The study, published in Science of the Total Environment, discovered traces of this drug in the sharks' livers and muscles. This research marks the first instance of cocaine being identified in sharks, with concentrations reported to be up to 100 times higher than previously found in other aquatic animals.
Researchers examined 13 sharks off the coast of Brazil and found cocaine in all of them. Additionally, they detected benzoylecgonine, the primary metabolite of cocaine, in 12 of the sharks.
The scientists, who conducted the study titled "Cocaine Sharks," dissected 13 sharpnose sharks captured near a beach in Rio de Janeiro. All of the female sharks in the study were pregnant, though the effects of cocaine exposure on their foetuses remain unknown.
It is also uncertain whether cocaine affects shark behaviour.
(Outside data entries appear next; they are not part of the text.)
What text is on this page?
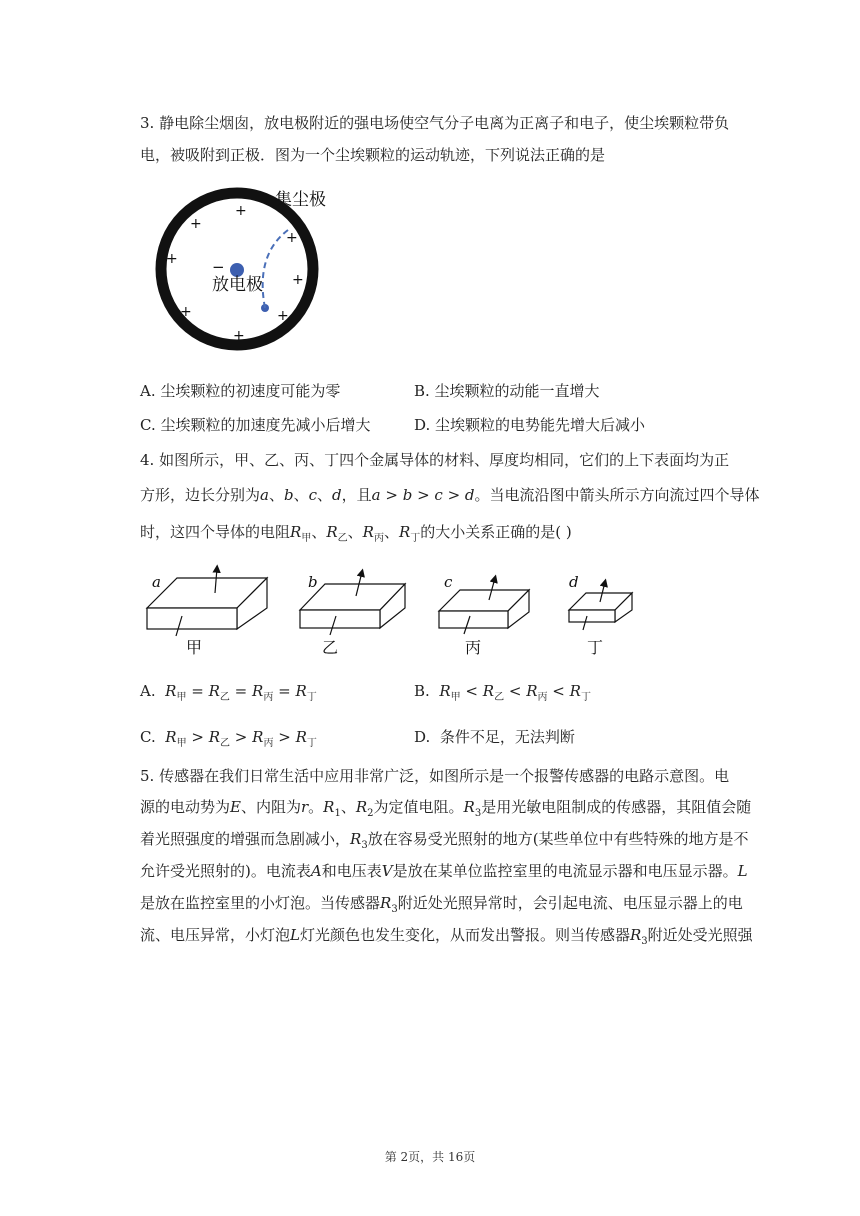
3. 静电除尘烟囱，放电极附近的强电场使空气分子电离为正离子和电子，使尘埃颗粒带负
电，被吸附到正极．图为一个尘埃颗粒的运动轨迹，下列说法正确的是
集尘极
放电极
−
+
+
+
+
+
+	+
+
A. 尘埃颗粒的初速度可能为零	B. 尘埃颗粒的动能一直增大
C. 尘埃颗粒的加速度先减小后增大	D. 尘埃颗粒的电势能先增大后减小
4. 如图所示，甲、乙、丙、丁四个金属导体的材料、厚度均相同，它们的上下表面均为正
方形，边长分别为a、b、c、d，且a > b > c > d。当电流沿图中箭头所示方向流过四个导体
时，这四个导体的电阻$R_甲$、$R_乙$、$R_丙$、$R_丁$的大小关系正确的是( )
a	b	c	d
甲	乙	丙	丁
A. $R_甲 = R_乙 = R_丙 = R_丁$	B. $R_甲 < R_乙 < R_丙 < R_丁$
C. $R_甲 > R_乙 > R_丙 > R_丁$	D. 条件不足，无法判断
5. 传感器在我们日常生活中应用非常广泛，如图所示是一个报警传感器的电路示意图。电
源的电动势为E、内阻为r。$R_1$、$R_2$为定值电阻。$R_3$是用光敏电阻制成的传感器，其阻值会随
着光照强度的增强而急剧减小，$R_3$放在容易受光照射的地方(某些单位中有些特殊的地方是不
允许受光照射的)。电流表A和电压表V是放在某单位监控室里的电流显示器和电压显示器。L
是放在监控室里的小灯泡。当传感器$R_3$附近处光照异常时，会引起电流、电压显示器上的电
流、电压异常，小灯泡L灯光颜色也发生变化，从而发出警报。则当传感器$R_3$附近处受光照强
第 2页，共 16页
According to study coordinator Enrico Mendes Saggioro, the study results show cocaine is being widely traded and moved in Brazil, regardless of where the drug came from, which he added is still not possible to determine.
"Cocaine has a low half-life in the environment. So, for us to find it in an animal like this, it means a lot of drugs are entering the biota," The Guardian quoted him as saying.
In other studies, Saggioro had previously found cocaine in rivers flowing into the sea off Rio de Janeiro, but he was surprised to discover it in sharks– and at such high levels. Brazil is one of several countries where cocaine has been detected in sewage and rivers.
It is believed that the drug might have entered the sea around Rio de Janeiro from the drainage of illegal drug labs or from cocaine packages that were dumped or lost.
Another concern raised by the study is that shark meat is a common food source in Brazil, meaning contaminated sharks could pose health risks.
Brazilian sharpnose sharks inhabit the tropical waters of the western Atlantic and typically grow to less than 91 centimetres in length.